One would think they could have served meat loaf. Mitt’s favourite food is meat loaf. Also, it is known that in his youth, Mitt loved practical jokes, and if Obama had really wanted to get in the spirit of things, he could have had Romney arrested by the Capitol Police in the White House lobby. The press were rightly kept far away from this meeting, although photographers did manage to snap a photo of Mitt opening his own car door, possibly for the first time ever. The President and the Mitt posed for an awkward-looking official handshake before having a discussion about “America’s leadership in the world and the importance of maintaining that leadership position in the future.”

The loser-comes-to-the-White-House-for-lunch tradition is an excellent tradition, even though it seems this was actually the first one in memory. George W. Bush didn’t invite John Kerry in 2004 (possibly because he couldn’t spell Kerry’s name on the invitation). Bill Clinton never gave Bob Dole a post-election roast dinner in 1996, though he did give him the Presidential Medal of Freedom (which was probably more enjoyable for Dole).

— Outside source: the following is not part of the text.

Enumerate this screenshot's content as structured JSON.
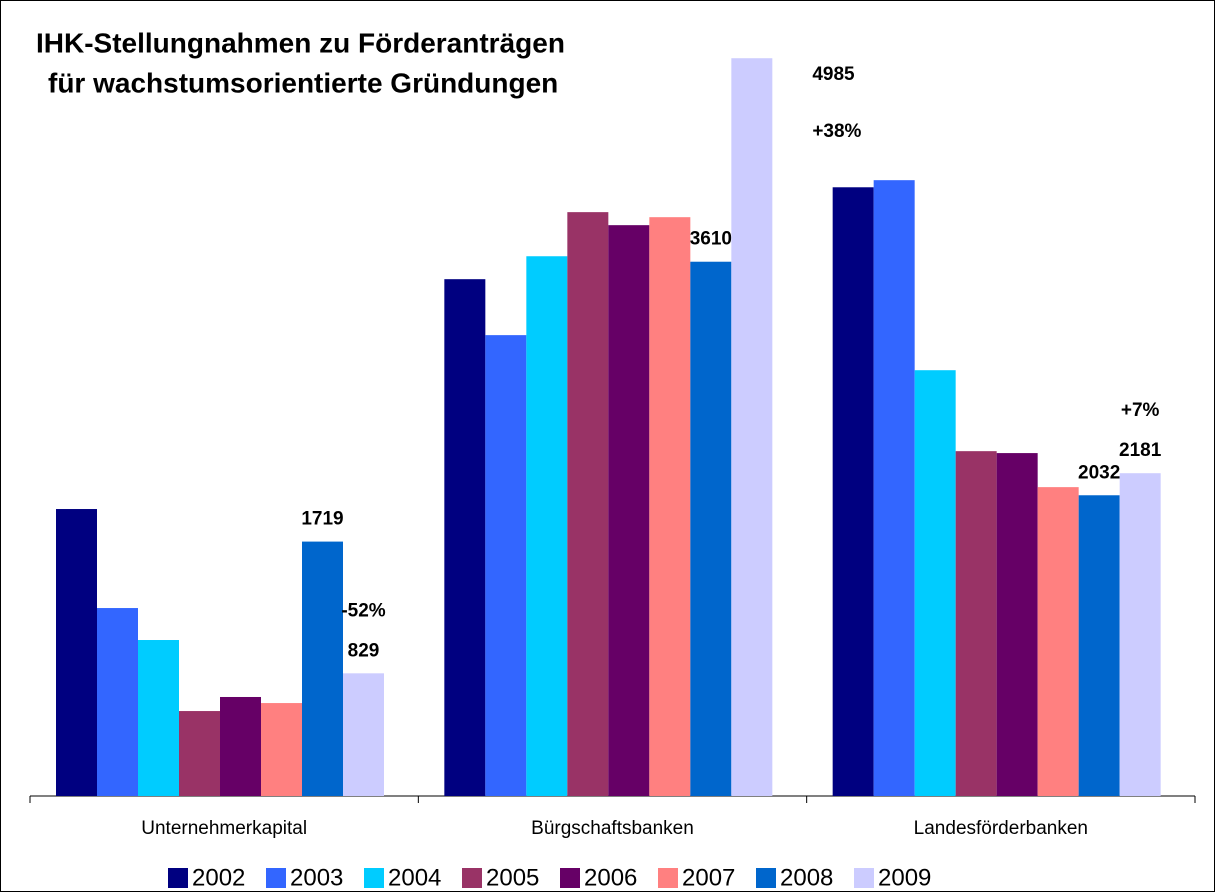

There was brief rumour before the lunch that Obama might offer Mitt the role of Secretary of Commerce in his new cabinet, which is akin to the British Secretary of State for Business, Innovation and Skills – the very influential Vince Cable’s job. It is true that Commerce is not exactly a power hub in most administrations, but presidents generally appoint people from the other party to cabinet jobs because they want to please the opposition. The minor problem with this suggestion is that, currently, the Republican Party has, at best, great antipathy towards its former candidate.

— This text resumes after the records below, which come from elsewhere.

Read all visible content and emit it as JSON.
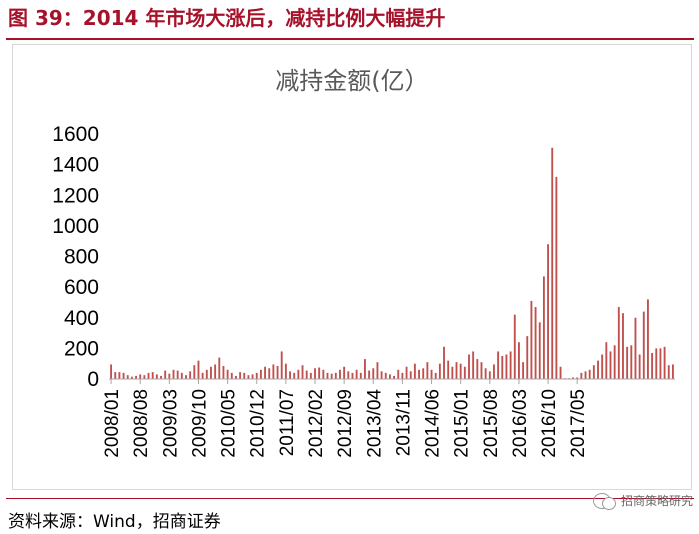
{
  "figure": {
    "title": "图 39：2014 年市场大涨后，减持比例大幅提升",
    "source": "资料来源：Wind，招商证券",
    "watermark": "招商策略研究"
  },
  "colors": {
    "accent": "#a6122a",
    "bar": "#c0504d",
    "axis": "#a6a6a6"
  },
  "chart_data": {
    "type": "bar",
    "title": "减持金额(亿）",
    "xlabel": "",
    "ylabel": "",
    "ylim": [
      0,
      1600
    ],
    "yticks": [
      0,
      200,
      400,
      600,
      800,
      1000,
      1200,
      1400,
      1600
    ],
    "grid": false,
    "legend": "none",
    "xtick_labels": [
      "2008/01",
      "2008/08",
      "2009/03",
      "2009/10",
      "2010/05",
      "2010/12",
      "2011/07",
      "2012/02",
      "2012/09",
      "2013/04",
      "2013/11",
      "2014/06",
      "2015/01",
      "2015/08",
      "2016/03",
      "2016/10",
      "2017/05"
    ],
    "start": "2008/01",
    "end": "2017/05",
    "values": [
      95,
      45,
      45,
      40,
      25,
      15,
      20,
      30,
      25,
      40,
      45,
      30,
      20,
      55,
      35,
      60,
      55,
      40,
      25,
      50,
      90,
      120,
      40,
      60,
      80,
      95,
      140,
      85,
      60,
      40,
      20,
      45,
      40,
      25,
      30,
      40,
      60,
      80,
      70,
      95,
      85,
      180,
      100,
      50,
      40,
      60,
      90,
      55,
      40,
      70,
      75,
      60,
      40,
      35,
      40,
      60,
      80,
      50,
      40,
      60,
      40,
      130,
      55,
      70,
      110,
      50,
      40,
      30,
      20,
      60,
      40,
      80,
      50,
      100,
      60,
      70,
      110,
      60,
      40,
      100,
      210,
      120,
      80,
      110,
      100,
      80,
      160,
      180,
      130,
      110,
      70,
      50,
      95,
      180,
      150,
      160,
      180,
      420,
      240,
      110,
      280,
      510,
      470,
      370,
      670,
      880,
      1510,
      1320,
      80,
      5,
      5,
      10,
      10,
      40,
      50,
      60,
      90,
      120,
      160,
      240,
      180,
      220,
      470,
      430,
      210,
      220,
      400,
      160,
      440,
      520,
      170,
      200,
      200,
      210,
      90,
      95
    ]
  }
}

The idea of a get-together with Romney first arose during the president’s victory speech. He elaborated at his first post-election news conference, saying that Romney ‘presented some ideas during the course of the campaign that I actually agree with.’ The ‘actually’ didn’t sound all that enthusiastic, however. Also, when the time came to praise his former rival, Obama could only manage to admit that Romney ‘did a terrific job running the Olympics.’

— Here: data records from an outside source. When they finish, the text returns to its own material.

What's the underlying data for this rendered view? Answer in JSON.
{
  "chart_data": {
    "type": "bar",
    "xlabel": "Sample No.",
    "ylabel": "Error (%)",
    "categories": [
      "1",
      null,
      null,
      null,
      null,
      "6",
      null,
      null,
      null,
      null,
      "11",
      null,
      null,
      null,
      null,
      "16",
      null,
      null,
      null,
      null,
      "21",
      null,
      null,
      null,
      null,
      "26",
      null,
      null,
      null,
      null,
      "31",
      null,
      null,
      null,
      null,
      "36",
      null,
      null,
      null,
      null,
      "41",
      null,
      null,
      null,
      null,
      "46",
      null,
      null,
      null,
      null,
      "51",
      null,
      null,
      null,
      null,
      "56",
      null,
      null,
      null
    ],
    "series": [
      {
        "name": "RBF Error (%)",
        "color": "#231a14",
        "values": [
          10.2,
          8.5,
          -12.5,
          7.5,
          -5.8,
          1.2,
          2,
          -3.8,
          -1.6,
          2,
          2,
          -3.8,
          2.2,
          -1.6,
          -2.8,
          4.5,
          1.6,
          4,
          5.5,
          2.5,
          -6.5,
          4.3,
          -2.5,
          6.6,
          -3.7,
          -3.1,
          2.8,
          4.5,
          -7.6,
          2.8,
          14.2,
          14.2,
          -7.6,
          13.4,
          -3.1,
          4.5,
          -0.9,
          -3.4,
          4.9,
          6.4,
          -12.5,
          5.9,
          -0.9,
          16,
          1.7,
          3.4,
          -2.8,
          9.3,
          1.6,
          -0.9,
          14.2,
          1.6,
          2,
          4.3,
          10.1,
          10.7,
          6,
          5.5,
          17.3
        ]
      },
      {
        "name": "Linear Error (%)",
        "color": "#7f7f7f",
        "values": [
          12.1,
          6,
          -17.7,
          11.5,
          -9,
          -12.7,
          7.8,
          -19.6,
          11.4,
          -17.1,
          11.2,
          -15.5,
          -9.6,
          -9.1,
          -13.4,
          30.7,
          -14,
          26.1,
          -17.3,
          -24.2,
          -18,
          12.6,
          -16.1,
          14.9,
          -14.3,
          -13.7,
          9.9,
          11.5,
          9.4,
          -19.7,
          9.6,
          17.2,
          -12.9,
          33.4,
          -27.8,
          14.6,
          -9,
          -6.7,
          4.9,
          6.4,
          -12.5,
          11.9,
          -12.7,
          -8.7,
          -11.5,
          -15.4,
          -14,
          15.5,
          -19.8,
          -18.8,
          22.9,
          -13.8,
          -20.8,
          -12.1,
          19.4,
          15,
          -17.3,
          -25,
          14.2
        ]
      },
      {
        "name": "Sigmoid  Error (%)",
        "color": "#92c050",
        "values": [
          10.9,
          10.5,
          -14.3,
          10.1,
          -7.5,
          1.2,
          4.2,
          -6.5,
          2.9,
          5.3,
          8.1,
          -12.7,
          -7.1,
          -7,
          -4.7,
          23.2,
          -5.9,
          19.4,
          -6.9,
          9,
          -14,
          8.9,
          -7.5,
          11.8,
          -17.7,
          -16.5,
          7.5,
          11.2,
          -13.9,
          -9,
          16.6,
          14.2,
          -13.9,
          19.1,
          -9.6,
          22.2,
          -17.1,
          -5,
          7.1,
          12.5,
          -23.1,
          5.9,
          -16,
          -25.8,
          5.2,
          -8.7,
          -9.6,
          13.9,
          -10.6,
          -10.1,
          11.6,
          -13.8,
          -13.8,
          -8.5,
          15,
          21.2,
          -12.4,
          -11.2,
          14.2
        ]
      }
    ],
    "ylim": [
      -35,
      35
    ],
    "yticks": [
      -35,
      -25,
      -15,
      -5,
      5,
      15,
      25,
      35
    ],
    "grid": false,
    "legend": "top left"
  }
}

Romney said nothing whatsoever about the rumours. Perhaps he’s reflected on his gifts for spontaneous comment since he told donors that Obama had won the votes of college-age women by offering them free contraceptives. Perhaps he has elected never to speak in public again. Certainly he didn’t comment after photographers snapped several photos of him riding on the Matterhorn and the Big Thunder Mountain in Disneyland. He can’t be in a good mood: his lifetime dream is rubble and he got 47% of the vote. He’s working out of his son’s office and filling his wife’s several Cadillacs with petrol by himself. And he now has to make his own peanut butter and honey sandwiches in the morning!

As Romney’s SUV approached the White House grounds, police stopped a man who tried to reach for the car yelling ‘Mitt! Mitt!’ It wasn’t clear what he had in mind. Perhaps he was an angry dog lover who still hasn’t gotten over the fact that Romney once drove from Massachusetts to Canada with an Irish setter strapped to the roof of the car. Perhaps he was a disappointed fan, eager to discuss the Tea Party’s clever plan to resuscitate the concept of a Romney presidency by organizing a boycott of the Electoral College. Perhaps it was Donald Trump leading his lonely march of revolution on Washington.

But the man was arrested. The SUV rolled forwards, driving Mitt toward the White House, and the white turkey chilli.